Учреждение «своей» монархии было еще более иллюзорно. То есть велеть киевским ювелирам смастерить корону, крикнуть «Любо!» и напялить ее на макушку Хмельницкому старшина вполне могла. И что? Теоретически, конечно, в данном случае волю «общин» можно и не учитывать, но принцип «Воли Божьей», когда монаршая власть есть земное отражение Власти Небесной, никуда не денется: благословение и одобрении Церкви необходимы. Даже на уровне атрибутики годилась не всякая корона, а конкретная, посланная, предположим, Папой или, на худой конец, одним из православных Патриархов. Уместно вспомнить «литовский» прецедент, когда Витаутас, уже возглашенный в Ватикане королем, реально королем так и не стал, поскольку та самая корона была по пути в Вильно похищена поляками, а дубликата из Рима престарелый князь уже не дождался. А также прецедент «валашский», когда Михай Храбрый, объединив на пару месяцев Валахию, Молдову и Трансильванию, короновался старой короной венгерских королей, но так и не был признан, поскольку корона оказалась поддельной, а Церковь не одобрила коронацию. Излишне говорить, что благословения не предвиделось. Ни от Папы (незачем ему вредить Польше, да и для православной Малороссии он не авторитет), ни от кого-то из Вселенских Патриархов, подконтрольных Порте (с какой стати султану санкционировать возникновение новой христианской монархии?), ни от Патриарха Московского (один Царь в Православном Мiре!). Ну и, само собой, никакого признания не приходилось ждать от легитимных монархов хоть Европы, хоть Азии. Что было тогда (да и ныне есть) важнейшим условием «состоявшейся государственности», «самоволка» же стала бы таким оскорблением монаршей «корпорации», что вполне могла спровоцировать создание коалиции против нарушителей «божественного права». В обильной переписке Хмельницкого с зарубежными суверенами все письма выдержаны в одной и той же стилистике: гетман пишет со всеми надлежащими словесными узорами, адресаты, вплоть до князя, пардон, Трансильвании, отвечают гетману в сухой, снисходительной манере. Особо же импульсивные товарищи, вроде крымского хана, не отказывают себе и в удовольствии напомнить партнеру, где конкретно его место. Как равный равному пишет только Кромвель, но легитимность Кромвеля к этому моменту, мягко говоря, сомнительна; он сидит на штыках, правда, прочно, однако режим держится исключительно на его личности.
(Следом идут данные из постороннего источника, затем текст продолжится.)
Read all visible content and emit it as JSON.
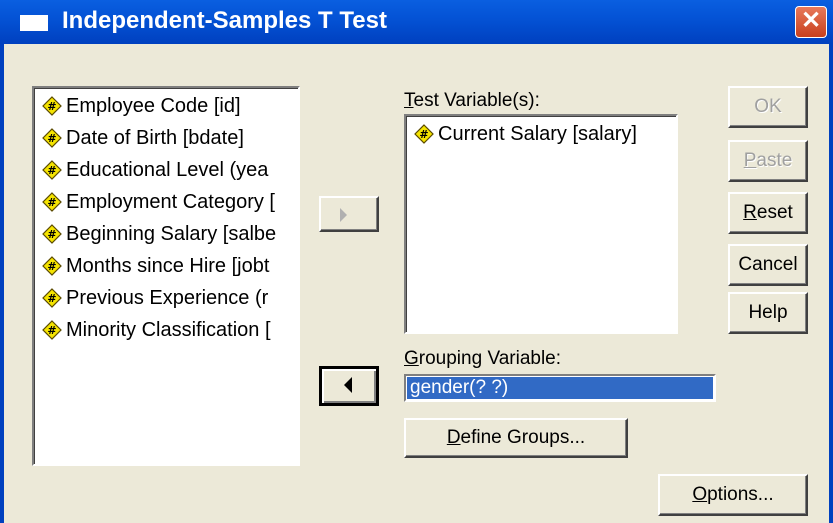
{
  "window": {
    "title": "Independent-Samples T Test",
    "close": "✕"
  },
  "source_list": {
    "items": [
      "Employee Code [id]",
      "Date of Birth [bdate]",
      "Educational Level (yea",
      "Employment Category [",
      "Beginning Salary [salbe",
      "Months since Hire [jobt",
      "Previous Experience (r",
      "Minority Classification ["
    ],
    "item_icon": "scale-variable-icon"
  },
  "test_variables": {
    "label": "Test Variable(s):",
    "items": [
      "Current Salary [salary]"
    ]
  },
  "grouping": {
    "label": "Grouping Variable:",
    "value": "gender(? ?)"
  },
  "buttons": {
    "ok": "OK",
    "paste": "Paste",
    "reset": "Reset",
    "cancel": "Cancel",
    "help": "Help",
    "define_groups": "Define Groups...",
    "options": "Options..."
  },
  "colors": {
    "titlebar": "#0453d6",
    "dialog_bg": "#ece9d8",
    "selection": "#316ac5"
  }
}
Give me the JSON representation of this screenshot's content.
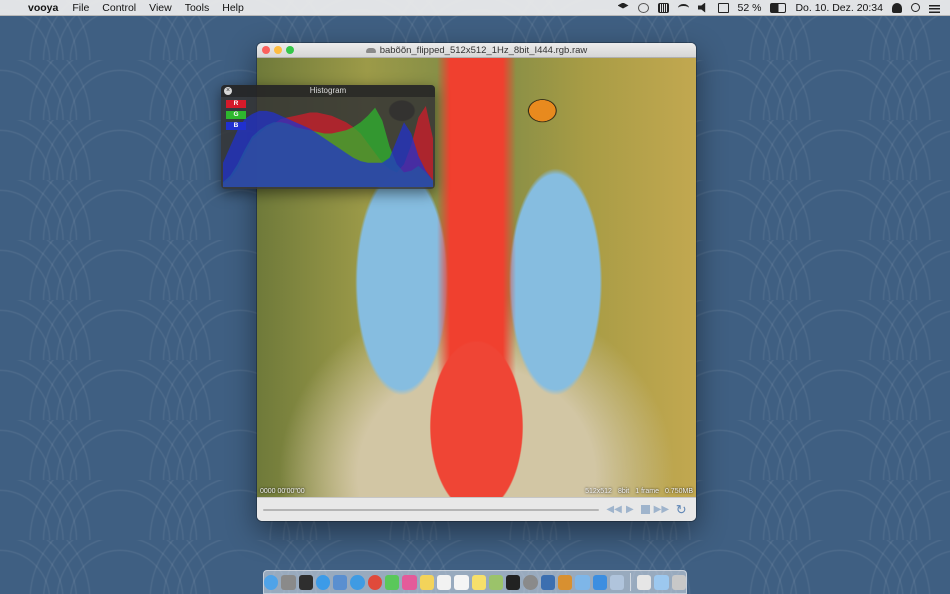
{
  "menubar": {
    "app_name": "vooya",
    "menus": [
      "File",
      "Control",
      "View",
      "Tools",
      "Help"
    ],
    "battery_percent": "52 %",
    "clock": "Do. 10. Dez.  20:34"
  },
  "window": {
    "title": "babõõn_flipped_512x512_1Hz_8bit_I444.rgb.raw"
  },
  "viewer": {
    "timecode": "0000 00'00\"00",
    "resolution": "512x512",
    "bitdepth": "8bit",
    "frames": "1 frame",
    "size": "0.750MB"
  },
  "histogram": {
    "title": "Histogram",
    "channels": [
      "R",
      "G",
      "B"
    ]
  },
  "chart_data": {
    "type": "area",
    "title": "Histogram",
    "series": [
      {
        "name": "R",
        "color": "#d61a2a",
        "values": [
          4,
          10,
          22,
          40,
          58,
          66,
          74,
          78,
          84,
          86,
          88,
          90,
          92,
          92,
          90,
          88,
          84,
          80,
          74,
          66,
          54,
          42,
          30,
          22,
          18,
          28,
          52,
          86,
          100,
          60
        ]
      },
      {
        "name": "G",
        "color": "#2eb82e",
        "values": [
          6,
          14,
          28,
          46,
          62,
          70,
          76,
          80,
          80,
          78,
          74,
          72,
          70,
          68,
          66,
          66,
          68,
          70,
          74,
          80,
          88,
          98,
          82,
          50,
          28,
          18,
          20,
          26,
          18,
          8
        ]
      },
      {
        "name": "B",
        "color": "#2030d0",
        "values": [
          30,
          50,
          70,
          84,
          90,
          94,
          94,
          92,
          88,
          84,
          80,
          76,
          72,
          66,
          60,
          54,
          48,
          42,
          36,
          32,
          30,
          30,
          30,
          36,
          58,
          80,
          66,
          38,
          20,
          8
        ]
      }
    ]
  },
  "dock": {
    "icons": [
      "finder",
      "launchpad",
      "dashboard",
      "app-store",
      "preview",
      "safari",
      "chrome",
      "messages",
      "itunes",
      "notes",
      "calendar",
      "text-editor",
      "stickies",
      "photos",
      "terminal",
      "system-preferences",
      "vooya",
      "unknown",
      "mail",
      "xcode",
      "cloud",
      "documents",
      "downloads",
      "trash"
    ],
    "colors": [
      "#4fa3e8",
      "#8a8a8a",
      "#2e2e2e",
      "#3c9be8",
      "#5a8fd0",
      "#3f9be3",
      "#e04a3b",
      "#5ac85a",
      "#e45b9a",
      "#f3d35a",
      "#f2f2f2",
      "#f5f5f5",
      "#f7e06a",
      "#9bc36a",
      "#222222",
      "#8a8a8a",
      "#3c6fb0",
      "#d89030",
      "#7eb6e8",
      "#3c8ee0",
      "#b0c4dc",
      "#e6e6e6",
      "#9cc8ef",
      "#c8c8c8"
    ]
  }
}
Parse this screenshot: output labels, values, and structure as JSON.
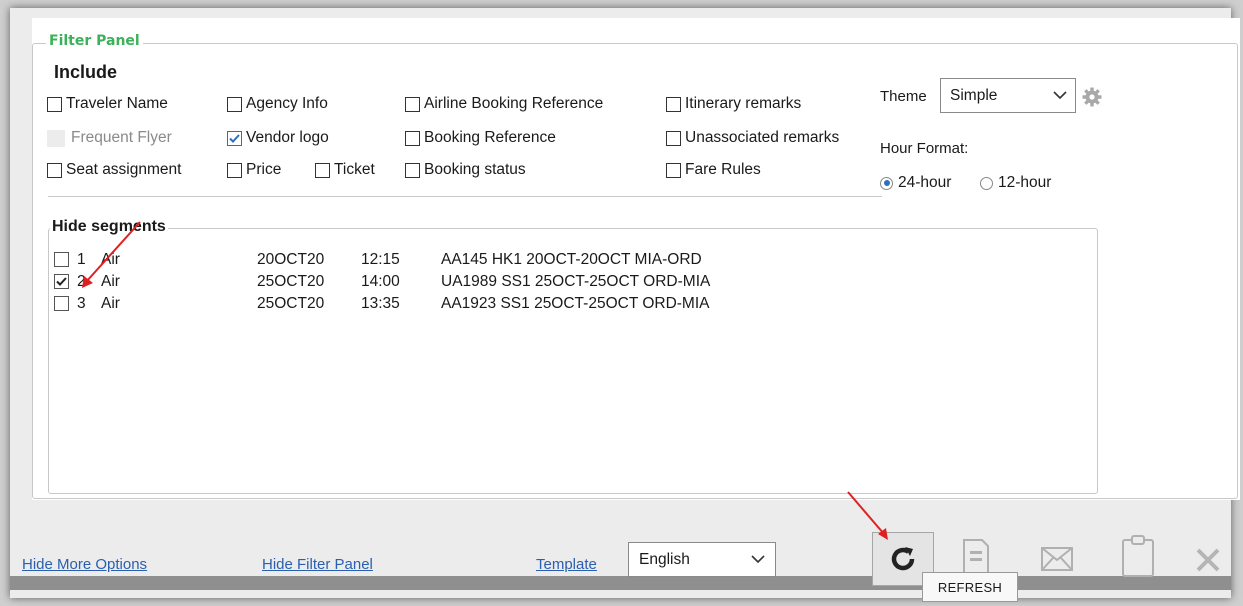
{
  "filter_panel": {
    "legend": "Filter Panel",
    "include_title": "Include",
    "include_options": [
      {
        "label": "Traveler Name",
        "checked": false,
        "disabled": false
      },
      {
        "label": "Agency Info",
        "checked": false,
        "disabled": false
      },
      {
        "label": "Airline Booking Reference",
        "checked": false,
        "disabled": false
      },
      {
        "label": "Itinerary remarks",
        "checked": false,
        "disabled": false
      },
      {
        "label": "Frequent Flyer",
        "checked": false,
        "disabled": true
      },
      {
        "label": "Vendor logo",
        "checked": true,
        "disabled": false
      },
      {
        "label": "Booking Reference",
        "checked": false,
        "disabled": false
      },
      {
        "label": "Unassociated remarks",
        "checked": false,
        "disabled": false
      },
      {
        "label": "Seat assignment",
        "checked": false,
        "disabled": false
      },
      {
        "label": "Price",
        "checked": false,
        "disabled": false
      },
      {
        "label": "Ticket",
        "checked": false,
        "disabled": false
      },
      {
        "label": "Booking status",
        "checked": false,
        "disabled": false
      },
      {
        "label": "Fare Rules",
        "checked": false,
        "disabled": false
      }
    ],
    "theme": {
      "label": "Theme",
      "value": "Simple"
    },
    "hour_format": {
      "label": "Hour Format:",
      "options": [
        "24-hour",
        "12-hour"
      ],
      "selected": "24-hour"
    }
  },
  "hide_segments": {
    "title": "Hide segments",
    "rows": [
      {
        "num": "1",
        "type": "Air",
        "date": "20OCT20",
        "time": "12:15",
        "desc": "AA145 HK1 20OCT-20OCT MIA-ORD",
        "checked": false
      },
      {
        "num": "2",
        "type": "Air",
        "date": "25OCT20",
        "time": "14:00",
        "desc": "UA1989 SS1 25OCT-25OCT ORD-MIA",
        "checked": true
      },
      {
        "num": "3",
        "type": "Air",
        "date": "25OCT20",
        "time": "13:35",
        "desc": "AA1923 SS1 25OCT-25OCT ORD-MIA",
        "checked": false
      }
    ]
  },
  "bottom_bar": {
    "hide_more_options": "Hide More Options",
    "hide_filter_panel": "Hide Filter Panel",
    "template_link": "Template",
    "language": "English",
    "tooltip": "REFRESH"
  },
  "colors": {
    "accent_green": "#3cb05a",
    "link_blue": "#2a5fb0",
    "arrow_red": "#e02020",
    "check_blue": "#2f6fbf"
  },
  "icons": [
    "gear-icon",
    "refresh-icon",
    "document-icon",
    "email-icon",
    "clipboard-icon",
    "close-icon",
    "chevron-down-icon"
  ]
}
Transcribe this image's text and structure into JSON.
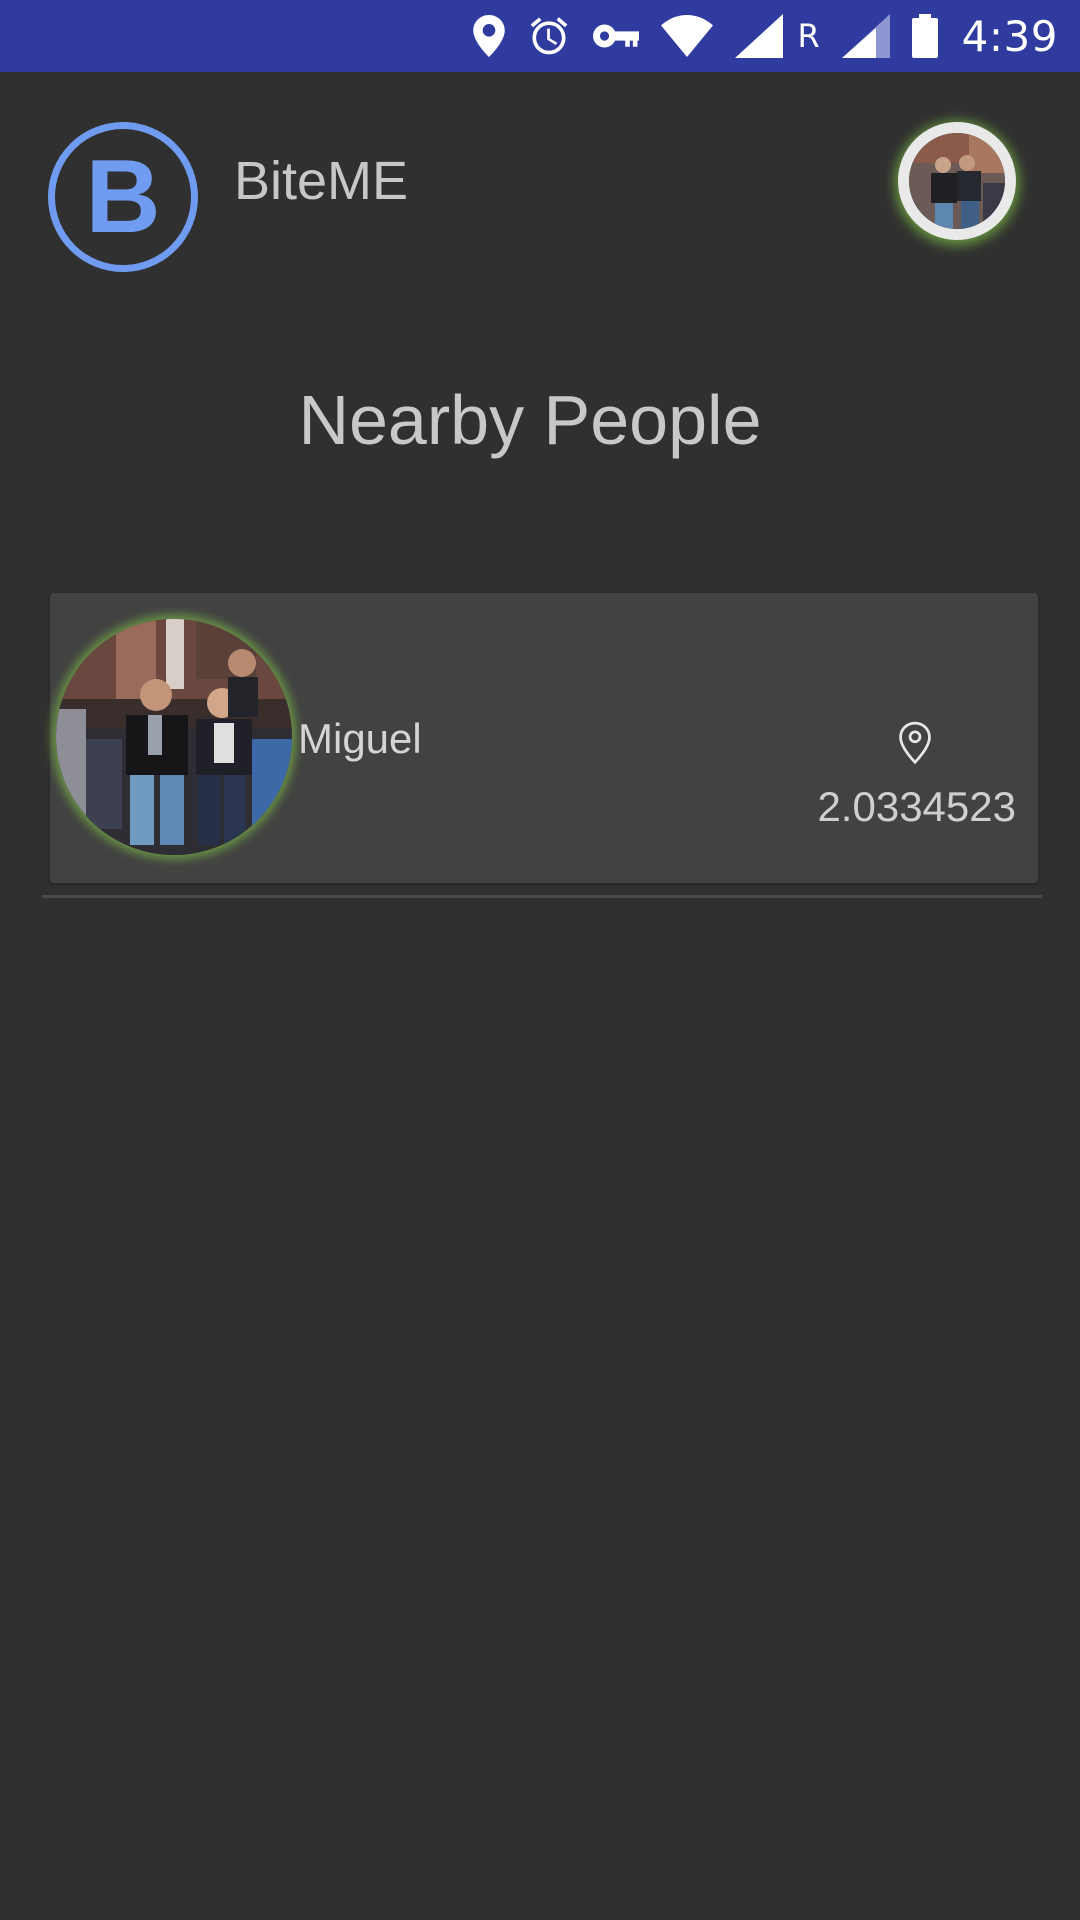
{
  "status_bar": {
    "time": "4:39",
    "roaming_indicator": "R",
    "icons": [
      "location-icon",
      "alarm-icon",
      "vpn-key-icon",
      "wifi-icon",
      "cell-signal-icon",
      "cell-signal-roaming-icon",
      "battery-icon"
    ]
  },
  "header": {
    "logo_letter": "B",
    "app_name": "BiteME",
    "profile_avatar": "user-photo"
  },
  "page": {
    "title": "Nearby People"
  },
  "people": [
    {
      "name": "Miguel",
      "distance": "2.0334523",
      "avatar": "person-photo",
      "distance_icon": "location-pin-icon"
    }
  ],
  "colors": {
    "status_bar": "#2f3b9e",
    "background": "#303030",
    "card": "#424242",
    "accent_logo": "#6f9cf0",
    "avatar_glow": "#7dbe46"
  }
}
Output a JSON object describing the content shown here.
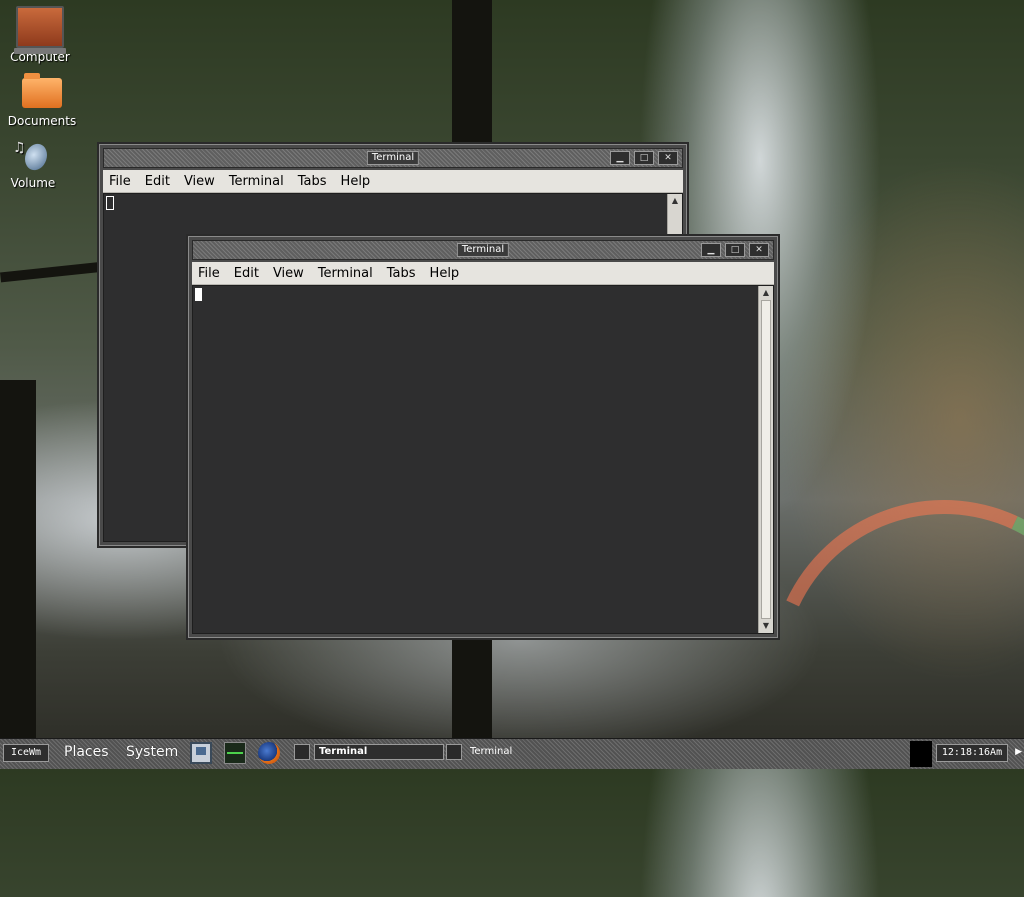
{
  "desktop": {
    "icons": [
      {
        "label": "Computer",
        "icon": "computer-icon"
      },
      {
        "label": "Documents",
        "icon": "folder-icon"
      },
      {
        "label": "Volume",
        "icon": "speaker-volume-icon"
      }
    ]
  },
  "windows": [
    {
      "title": "Terminal",
      "menu": [
        "File",
        "Edit",
        "View",
        "Terminal",
        "Tabs",
        "Help"
      ],
      "buttons": [
        "minimize",
        "maximize",
        "close"
      ]
    },
    {
      "title": "Terminal",
      "menu": [
        "File",
        "Edit",
        "View",
        "Terminal",
        "Tabs",
        "Help"
      ],
      "buttons": [
        "minimize",
        "maximize",
        "close"
      ]
    }
  ],
  "taskbar": {
    "start_label": "IceWm",
    "places_label": "Places",
    "system_label": "System",
    "launchers": [
      "monitor-icon",
      "system-monitor-icon",
      "firefox-icon"
    ],
    "tasks": [
      {
        "label": "Terminal",
        "active": true
      },
      {
        "label": "Terminal",
        "active": false
      }
    ],
    "clock": "12:18:16Am"
  }
}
Итак. О «союзе держав» речи не было. 8 января 1654 года в подданство Москве вступало всего лишь сословие. Причем маргинальное, с точки зрения тогдашнего права находившееся (после нарушения Зборовского мира и Батогской бойни) вне закона, по статусу аналогичное, скажем, пиратам Ямайки того же периода. Получив право присягнуть далеко не сразу, а после многократных, униженных просьб, по причине (едва ли не единственной, ибо воевать с Польшей Москва совершенно не хотела) обязательств православного Царя перед православным Мiром. И вступало в подданство сие сословие, так сказать, «голым и босым», не присоединяя к Московскому царству ни пяди земли. Поскольку территория, где оно обитало и которое de facto контролировало, с точки зрения международного права оставалось законной территорией Речи Посполитой. Примерно как с точки зрения этого мало с тех пор изменившегося права остаются de jure грузинскими Абхазия и Южная Осетия. А следовательно, принимая присягу, Москва обязывалась не только вернуть уголовникам и сепаратистам официальный статус, но и сделать их пребывание (и собственность!) на занятых явочным порядком землях легитимным, выведя Малороссию из-под юрисдикции Варшавы по общепризнанному и неоспоримому в те времена jus expugnatio – праву завоевания. Не более. Правда, и не менее.
Перебор
История того, что в московской переписке тех лет называется «великим Ивашки Выговского воровством», достаточно известна, пересказывать ее в подробностях нужды нет. Гетман сносился с поляками, несогласные с ним полковники (а таковых было большинство) информировали Кремль, Кремль взвешивал и требовал доказательств, а потом в Гетманщине появились поляки Анджея Потоцкого и Юрия Немирича, получившего от друга-гетмана огромные земли на Полтавщине. И полыхнуло. Первый блин, правда, был комом. Вождь Полтавского восстания Мартын Пушкарь пал в бою, второй лидер, запорожский кошевой Яков Барабаш, угодив в плен, сложил голову на плахе. Российское войско, ведомое Григорием Ромодановским, застряв под Конотопом, проиграло сражение не столько казакам Выговского, как любят утверждать мифологи (они, если в чем и отличились, то только в избиении пленных после боя), сколько крымской орде, вызванной на подмогу мятежным гетманом. Собственно, эта конфузия, изображаемая подчас чуть ли не как «битва века», была поражением довольно условным. Татарам удалось заманить в засаду и вырубить лишь малую и не лучшую часть московского войска – дворянскую конницу под командованием Семена Пожарского (около 5000 сабель), да и то, в сущности, лишь из-за неосмотрительности отчаянно храброго, но совершенно бестолкового рубаки-князя. Основная же часть армии Ромодановского отошла от Конотопа в полном порядке, огрызаясь огнем, поскольку, лишившись конной силы, продолжать серьезные боевые действия было не с руки. С точки зрения стратегии итог оказался, скорее, в пользу Москвы: изучив причины неудачи, она с этого момента навсегда отказалась от дворянского ополчения, рыхлого, плохо обученного и совершенно недисциплинированного, сделав упор на регулярную кавалерию. Что же до Ивана Евстафьевича, то весь его выигрыш, по сути, заключался в сиюминутной эйфории от яркого успеха. И все. Ромодановский, отступив за недальнюю границу, переформировывал полки, готовясь к новому походу, а на территории самой Гетманщины развернулся мятеж, по сравнению с которым восстание Пушкаря выглядело невинной шуткой. Напуганные ордой города приходилось брать с боем и далеко не всегда получалось, крестьяне брались за вилы, добравшись даже до самого Немирича, а казацкие полки один за другим объявляли об отказе в подчинении гетману.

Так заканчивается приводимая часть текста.